I should say that perhaps I did not like Gulgad too much when we first met. I am a man of peace and a very modest one, too. Whereas Gulgad was a professional fighter and very keen to become famous. But over the time that I had known him, I think I got to know him better, and really, he was more of a protective and considerate influence than any of my other associates and in his own way, more peaceful than any of them. Our travails had brought out the worst in some of us, and some of us, had been found wanting. But Gulgad had been a calming and steadying presence as well as our protector. And considering he was a dwarf, had a lot more humanity than most of my colleagues.

He once said that he was the most Shallyan of all the rest of the group, and of course, him being a pit fighter and a slayer, I had to disagree. But thinking about it now, I believe he was right.
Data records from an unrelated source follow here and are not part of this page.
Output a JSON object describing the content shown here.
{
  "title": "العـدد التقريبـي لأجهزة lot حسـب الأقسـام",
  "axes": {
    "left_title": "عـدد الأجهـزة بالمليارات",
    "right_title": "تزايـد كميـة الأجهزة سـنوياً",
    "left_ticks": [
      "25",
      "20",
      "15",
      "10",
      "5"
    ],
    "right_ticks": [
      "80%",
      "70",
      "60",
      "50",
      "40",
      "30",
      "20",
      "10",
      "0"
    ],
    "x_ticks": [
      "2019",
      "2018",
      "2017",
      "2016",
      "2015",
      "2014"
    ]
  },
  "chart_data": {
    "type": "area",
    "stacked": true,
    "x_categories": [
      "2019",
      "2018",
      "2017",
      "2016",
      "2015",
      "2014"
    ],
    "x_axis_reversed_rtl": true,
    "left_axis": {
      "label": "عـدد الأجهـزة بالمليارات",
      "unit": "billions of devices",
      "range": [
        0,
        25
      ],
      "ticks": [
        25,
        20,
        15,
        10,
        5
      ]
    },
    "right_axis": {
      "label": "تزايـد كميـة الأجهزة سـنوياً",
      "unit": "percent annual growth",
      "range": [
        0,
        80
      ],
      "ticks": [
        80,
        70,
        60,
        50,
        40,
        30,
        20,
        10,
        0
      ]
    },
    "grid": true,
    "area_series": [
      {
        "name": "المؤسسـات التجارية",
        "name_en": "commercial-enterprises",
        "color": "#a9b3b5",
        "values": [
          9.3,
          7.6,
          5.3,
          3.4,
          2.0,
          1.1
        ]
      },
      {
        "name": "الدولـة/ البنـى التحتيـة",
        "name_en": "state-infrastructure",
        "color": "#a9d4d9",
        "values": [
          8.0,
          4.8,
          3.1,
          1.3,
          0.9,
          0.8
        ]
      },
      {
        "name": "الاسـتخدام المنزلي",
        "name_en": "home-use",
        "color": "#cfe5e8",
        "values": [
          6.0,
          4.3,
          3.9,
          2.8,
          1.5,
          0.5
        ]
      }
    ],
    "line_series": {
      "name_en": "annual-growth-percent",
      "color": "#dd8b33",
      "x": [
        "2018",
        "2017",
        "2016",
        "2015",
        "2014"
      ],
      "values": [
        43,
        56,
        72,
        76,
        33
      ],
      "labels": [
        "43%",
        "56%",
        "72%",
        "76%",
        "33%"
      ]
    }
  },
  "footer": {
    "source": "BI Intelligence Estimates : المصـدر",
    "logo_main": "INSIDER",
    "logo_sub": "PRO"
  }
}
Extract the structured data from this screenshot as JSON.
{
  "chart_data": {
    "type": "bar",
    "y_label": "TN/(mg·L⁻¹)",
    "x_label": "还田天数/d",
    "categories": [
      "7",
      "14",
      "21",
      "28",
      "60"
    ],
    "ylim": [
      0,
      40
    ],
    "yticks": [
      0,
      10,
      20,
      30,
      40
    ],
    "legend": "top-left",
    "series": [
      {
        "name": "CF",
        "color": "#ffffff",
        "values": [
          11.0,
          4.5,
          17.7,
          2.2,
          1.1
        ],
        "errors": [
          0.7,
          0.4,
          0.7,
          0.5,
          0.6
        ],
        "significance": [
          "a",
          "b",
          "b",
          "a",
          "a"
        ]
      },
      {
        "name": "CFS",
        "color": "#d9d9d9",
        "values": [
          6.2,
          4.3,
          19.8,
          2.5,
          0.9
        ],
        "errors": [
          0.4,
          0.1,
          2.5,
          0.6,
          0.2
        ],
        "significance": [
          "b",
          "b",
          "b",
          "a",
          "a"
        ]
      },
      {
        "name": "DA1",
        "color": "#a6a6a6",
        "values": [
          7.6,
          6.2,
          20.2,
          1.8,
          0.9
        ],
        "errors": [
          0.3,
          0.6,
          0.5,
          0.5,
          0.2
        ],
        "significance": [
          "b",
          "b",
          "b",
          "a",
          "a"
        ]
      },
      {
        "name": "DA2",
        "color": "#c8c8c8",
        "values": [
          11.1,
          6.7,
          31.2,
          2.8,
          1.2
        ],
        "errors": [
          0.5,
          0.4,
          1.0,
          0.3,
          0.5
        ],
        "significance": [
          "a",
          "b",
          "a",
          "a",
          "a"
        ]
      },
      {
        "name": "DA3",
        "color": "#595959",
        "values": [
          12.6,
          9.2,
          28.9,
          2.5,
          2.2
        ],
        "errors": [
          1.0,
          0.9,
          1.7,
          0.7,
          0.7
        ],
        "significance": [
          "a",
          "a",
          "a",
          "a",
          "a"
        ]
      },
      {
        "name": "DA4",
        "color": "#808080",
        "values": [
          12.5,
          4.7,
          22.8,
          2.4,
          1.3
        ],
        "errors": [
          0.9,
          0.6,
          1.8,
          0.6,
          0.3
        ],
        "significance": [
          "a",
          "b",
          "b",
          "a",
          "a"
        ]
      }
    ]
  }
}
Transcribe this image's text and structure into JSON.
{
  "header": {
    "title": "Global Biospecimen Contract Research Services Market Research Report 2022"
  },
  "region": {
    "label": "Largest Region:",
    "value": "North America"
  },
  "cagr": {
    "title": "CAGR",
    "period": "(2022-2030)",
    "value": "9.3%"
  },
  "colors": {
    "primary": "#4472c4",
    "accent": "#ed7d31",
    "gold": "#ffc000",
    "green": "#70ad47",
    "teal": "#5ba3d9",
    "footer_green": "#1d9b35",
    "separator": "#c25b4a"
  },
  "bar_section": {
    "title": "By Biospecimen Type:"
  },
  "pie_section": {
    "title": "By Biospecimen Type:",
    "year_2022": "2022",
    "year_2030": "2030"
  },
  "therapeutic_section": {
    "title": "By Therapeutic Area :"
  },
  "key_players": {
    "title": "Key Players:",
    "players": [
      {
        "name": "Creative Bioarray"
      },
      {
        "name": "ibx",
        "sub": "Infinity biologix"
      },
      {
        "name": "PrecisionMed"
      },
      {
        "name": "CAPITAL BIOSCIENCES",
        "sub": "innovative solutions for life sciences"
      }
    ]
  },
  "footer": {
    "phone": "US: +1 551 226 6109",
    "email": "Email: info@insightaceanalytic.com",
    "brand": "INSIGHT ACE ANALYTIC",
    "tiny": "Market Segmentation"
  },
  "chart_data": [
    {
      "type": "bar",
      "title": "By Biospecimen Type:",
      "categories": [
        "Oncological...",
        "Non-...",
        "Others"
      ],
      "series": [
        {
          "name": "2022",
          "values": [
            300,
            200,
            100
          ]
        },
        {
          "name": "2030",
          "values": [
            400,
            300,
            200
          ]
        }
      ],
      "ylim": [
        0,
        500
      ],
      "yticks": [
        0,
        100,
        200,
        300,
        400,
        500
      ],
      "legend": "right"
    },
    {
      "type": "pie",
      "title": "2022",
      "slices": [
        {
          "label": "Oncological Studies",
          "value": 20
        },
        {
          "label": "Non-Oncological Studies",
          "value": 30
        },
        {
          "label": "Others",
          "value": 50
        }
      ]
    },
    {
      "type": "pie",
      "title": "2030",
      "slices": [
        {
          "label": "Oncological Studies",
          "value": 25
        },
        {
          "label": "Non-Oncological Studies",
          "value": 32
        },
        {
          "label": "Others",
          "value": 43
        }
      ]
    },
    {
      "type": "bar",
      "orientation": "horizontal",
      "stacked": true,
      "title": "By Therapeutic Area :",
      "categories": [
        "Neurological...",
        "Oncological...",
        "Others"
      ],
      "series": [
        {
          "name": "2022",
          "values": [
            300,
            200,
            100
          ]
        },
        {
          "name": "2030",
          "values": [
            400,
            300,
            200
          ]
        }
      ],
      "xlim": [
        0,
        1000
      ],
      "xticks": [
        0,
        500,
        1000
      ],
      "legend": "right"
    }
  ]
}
After Gudrun’s death he had changed, of course, but in his desire to find his own meaningful death he still stuck with his old friends, and I think keeping us safe was what made life meaningful for him until he found that death.

Who knows what atrocities would have befallen the hundreds of people in the theatre, and perhaps the general Altdorf populace beyond, had Gulgad not stepped through the portal and barred the way to this world.

Gulgad Proudhank, Daemon Slayer, 2447-2512, RIP.